Similarities to Revelation
There are also striking similarities between the story of the ten virgins and the account found at Revelation 19:7-9, which says, ‘Let's rejoice, shout in joy, and glorify him, because it's time for the Lamb's wedding! His bride has prepared herself and she has been found as worthy to be dressed in bright, clean, fine linen. This fine linen represents the righteous actions of the Holy Ones. Then he told me, Write this: Those who are invited to the Lamb's wedding banquet are blest.'
So, notice that the blest are those who (like the virgins in Matthew 25) are not the bride, but those who are invited to attend the wedding banquet of the Lamb.
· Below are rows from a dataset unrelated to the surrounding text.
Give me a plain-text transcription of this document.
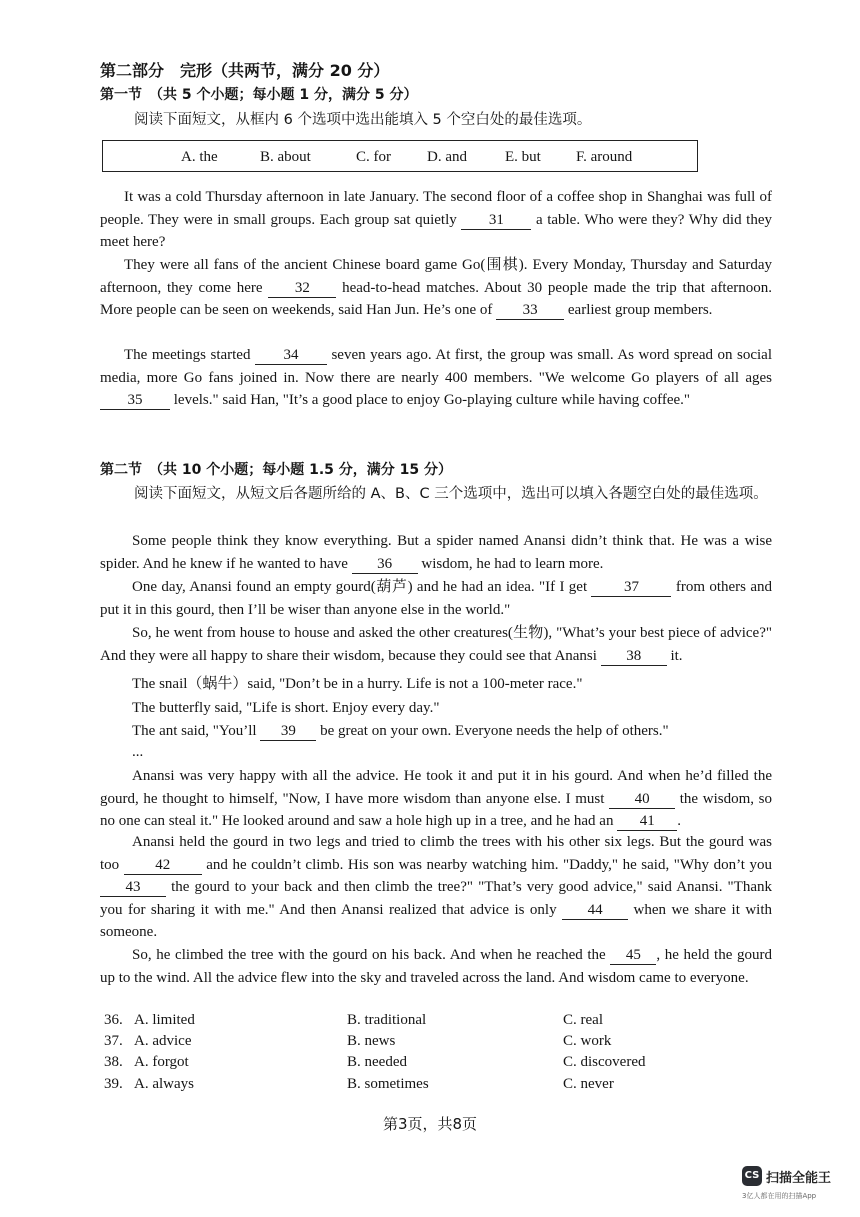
第二部分　完形（共两节，满分 20 分）
第一节　（共 5 个小题；每小题 1 分，满分 5 分）
阅读下面短文，从框内 6 个选项中选出能填入 5 个空白处的最佳选项。
A. the	B. about	C. for D. and	E. but F. around

It was a cold Thursday afternoon in late January. The second floor of a coffee shop in Shanghai was full of people. They were in small groups. Each group sat quietly 31 a table. Who were they? Why did they meet here?

They were all fans of the ancient Chinese board game Go(围棋). Every Monday, Thursday and Saturday afternoon, they come here 32 head-to-head matches. About 30 people made the trip that afternoon. More people can be seen on weekends, said Han Jun. He’s one of 33 earliest group members.

The meetings started 34 seven years ago. At first, the group was small. As word spread on social media, more Go fans joined in. Now there are nearly 400 members. "We welcome Go players of all ages 35 levels." said Han, "It’s a good place to enjoy Go-playing culture while having coffee."

第二节　（共 10 个小题；每小题 1.5 分，满分 15 分）
阅读下面短文，从短文后各题所给的 A、B、C 三个选项中，选出可以填入各题空白处的最佳选项。

Some people think they know everything. But a spider named Anansi didn’t think that. He was a wise spider. And he knew if he wanted to have 36 wisdom, he had to learn more.

One day, Anansi found an empty gourd(葫芦) and he had an idea. "If I get 37 from others and put it in this gourd, then I’ll be wiser than anyone else in the world."

So, he went from house to house and asked the other creatures(生物), "What’s your best piece of advice?" And they were all happy to share their wisdom, because they could see that Anansi 38 it.

The snail（蜗牛）said, "Don’t be in a hurry. Life is not a 100-meter race."

The butterfly said, "Life is short. Enjoy every day."

The ant said, "You’ll 39 be great on your own. Everyone needs the help of others."

...

Anansi was very happy with all the advice. He took it and put it in his gourd. And when he’d filled the gourd, he thought to himself, "Now, I have more wisdom than anyone else. I must 40 the wisdom, so no one can steal it." He looked around and saw a hole high up in a tree, and he had an 41 .

Anansi held the gourd in two legs and tried to climb the trees with his other six legs. But the gourd was too 42 and he couldn’t climb. His son was nearby watching him. "Daddy," he said, "Why don’t you 43 the gourd to your back and then climb the tree?" "That’s very good advice," said Anansi. "Thank you for sharing it with me." And then Anansi realized that advice is only 44 when we share it with someone.

So, he climbed the tree with the gourd on his back. And when he reached the 45 , he held the gourd up to the wind. All the advice flew into the sky and traveled across the land. And wisdom came to everyone.

36. A. limited	B. traditional	C. real
37. A. advice	B. news	C. work
38. A. forgot	B. needed	C. discovered
39. A. always	B. sometimes	C. never
第3页，共8页
CS 扫描全能王
3亿人都在用的扫描App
So they appear to be the same as the virgins or faithful slaves of Jesus' parable.
Just think about it... If you were invited to a wedding banquet, would you assume that you were the bride?
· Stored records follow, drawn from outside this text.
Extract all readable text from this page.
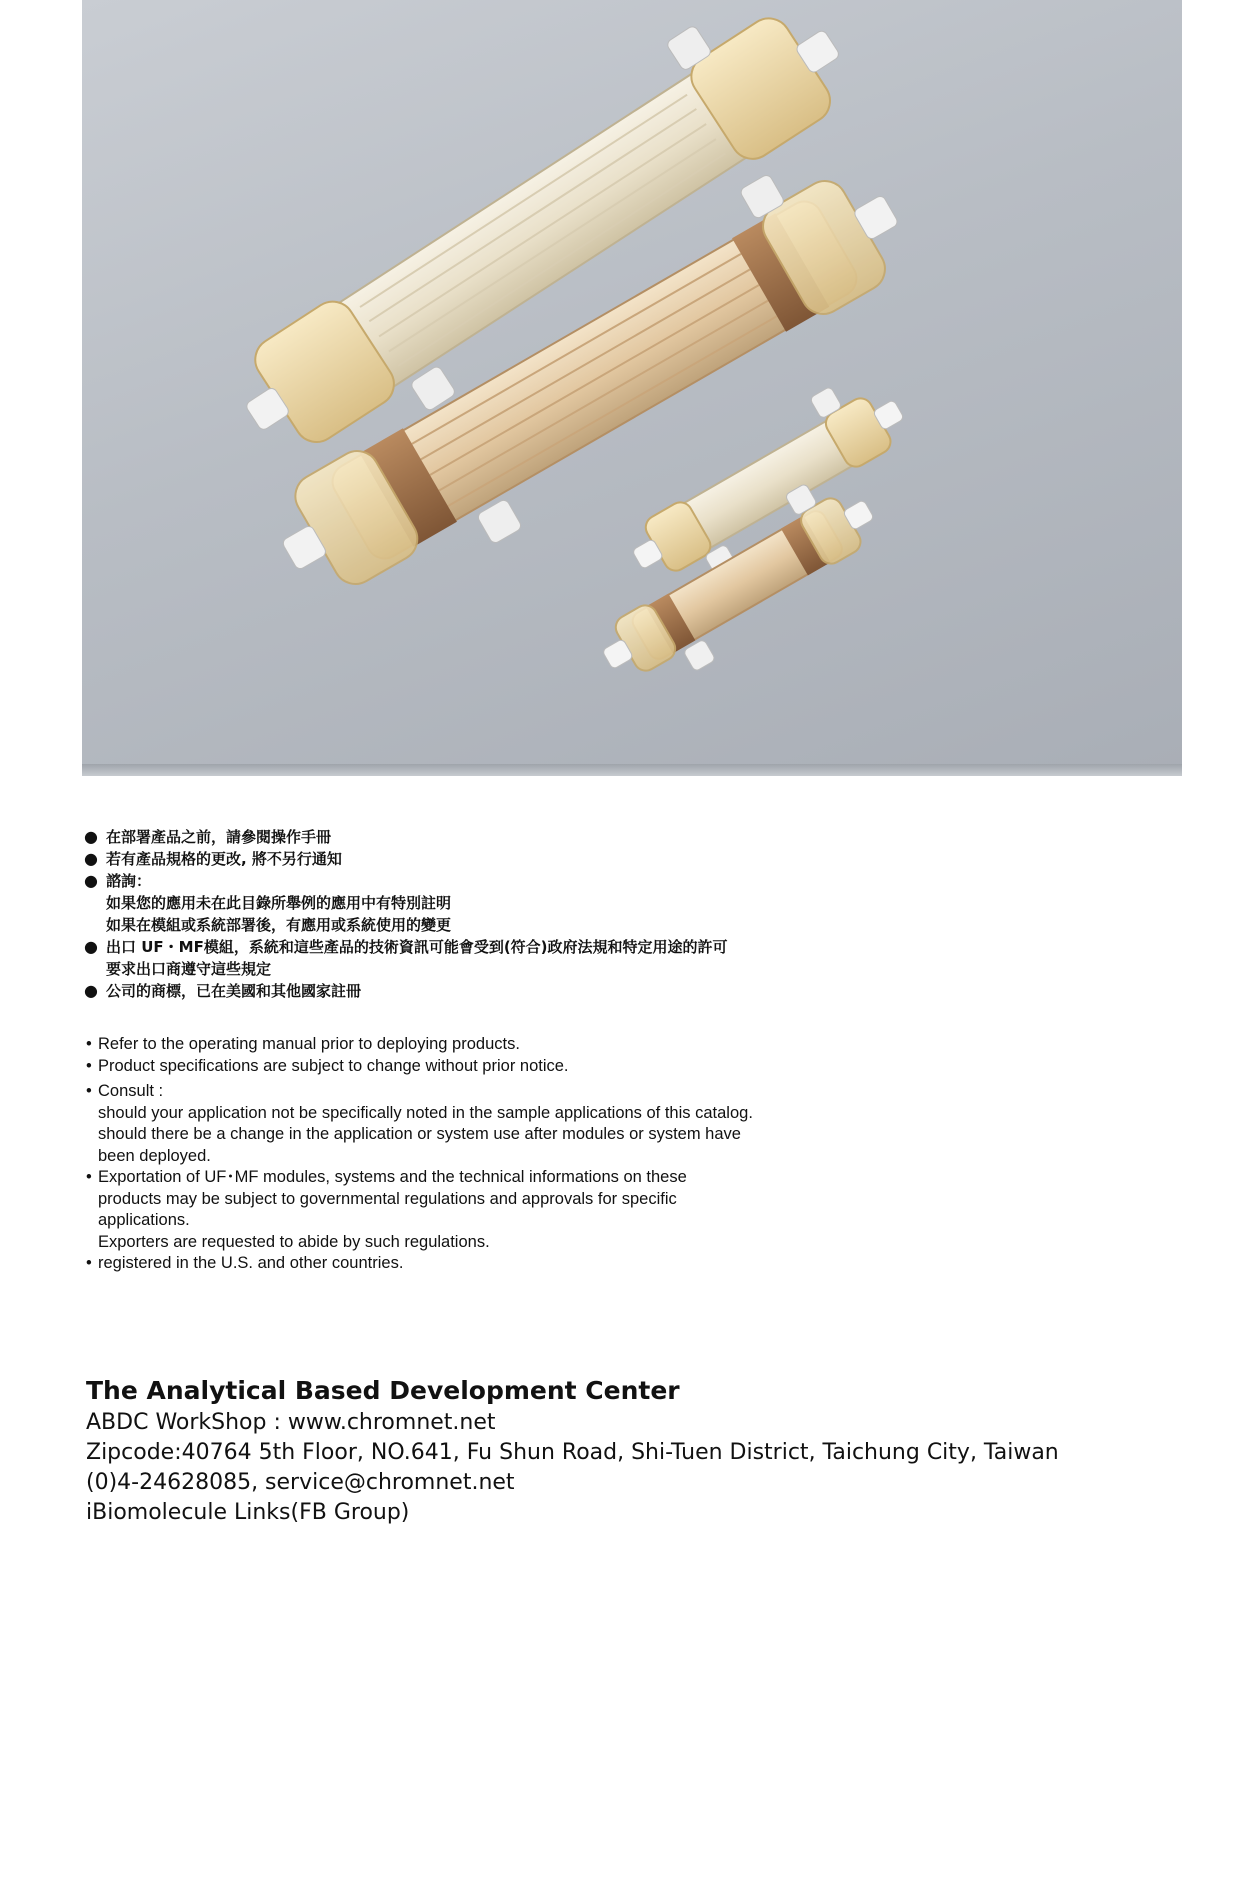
● 在部署產品之前，請參閱操作手冊
● 若有產品規格的更改, 將不另行通知
● 諮詢：
如果您的應用未在此目錄所舉例的應用中有特別註明
如果在模組或系統部署後，有應用或系統使用的變更
● 出口 UF・MF模組，系統和這些產品的技術資訊可能會受到(符合)政府法規和特定用途的許可
要求出口商遵守這些規定
● 公司的商標，已在美國和其他國家註冊
• Refer to the operating manual prior to deploying products.
• Product specifications are subject to change without prior notice.
• Consult :
should your application not be specifically noted in the sample applications of this catalog.
should there be a change in the application or system use after modules or system have
been deployed.
• Exportation of UF･MF modules, systems and the technical informations on these
products may be subject to governmental regulations and approvals for specific
applications.
Exporters are requested to abide by such regulations.
• registered in the U.S. and other countries.
The Analytical Based Development Center
ABDC WorkShop : www.chromnet.net
Zipcode:40764 5th Floor, NO.641, Fu Shun Road, Shi-Tuen District, Taichung City, Taiwan
(0)4-24628085, service@chromnet.net
iBiomolecule Links(FB Group)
If you read the entire Revelation, you will see that the sequence of events exactly follows the order of Matthew 24 and 25. For after providing a warning to local congregations of that era (which likely portends messages to religious groups in our day), we read of the ride of the ‘four horsemen.' Then unfaithful Christian religion is destroyed (Revelation 18), which seems to parallel ‘the great time of difficulty' of Matthew's prophecy, followed by ‘the Lamb's wedding' (Revelation 19), and then comes the Battle of Armageddon (Revelation 16 & 19).
The Three Slaves
The next parable in Matthew 25 (the one about the three slaves who were entrusted with the master's belongings after he went away) seems once again, to apply particularly to Jesus prophecy of the ‘faithful and sensible slave.' For notice the wording there (Matthew 25:21), ‘His master told him, You've done well, good and faithful slave! You were faithful over a few things, so I will appoint you over many things. Enjoy the favor of your master.'
However, in this parable there were three slaves, and two of them have been faithful in taking care of the (spiritual) treasures that the Lord gave them, while the third did nothing with it. And again, we notice that the first two slaves were rewarded upon the Lord's ‘coming' (gr. erchetai)... not his ‘nearness' (gr. parousia). And their reward was being appointed over earthly cities (indicating that their life and their assignment is to be earthly).
And finally (in Matthew 25), immediately after the slaves have been rewarded or rejected, we read of the separating of the ‘sheep and goats.' So, although those who are invited to the wedding banquet of the Lamb are clearly not the bride, they also seem to be different from those who are identified as the sheep in the last half of Matthew 25.
Although many religions teach that the Anointed (gr. christon or christs) are the Lamb's Bride who will rule with Jesus in heaven, this conclusion doesn't appear to be correct. For, being invited to the Lamb's wedding banquet is clearly not the same as being invited to heaven to become the bride. Remember that in the parable of the virgins, the Lord first takes his bride, and then he returns to select those who will enter his banquet. (See the linked document, 'Is there life after death' ).
So, this wedding banquet could well be an earthly affair, and those who are invited are the slaves who have proven alert, prepared, and faithful. And they will then be given earthly privileges and assigned as rulers ‘over cities' according to their abilities and the amount of increase each has returned for the ‘coins' that Jesus has entrusted to them.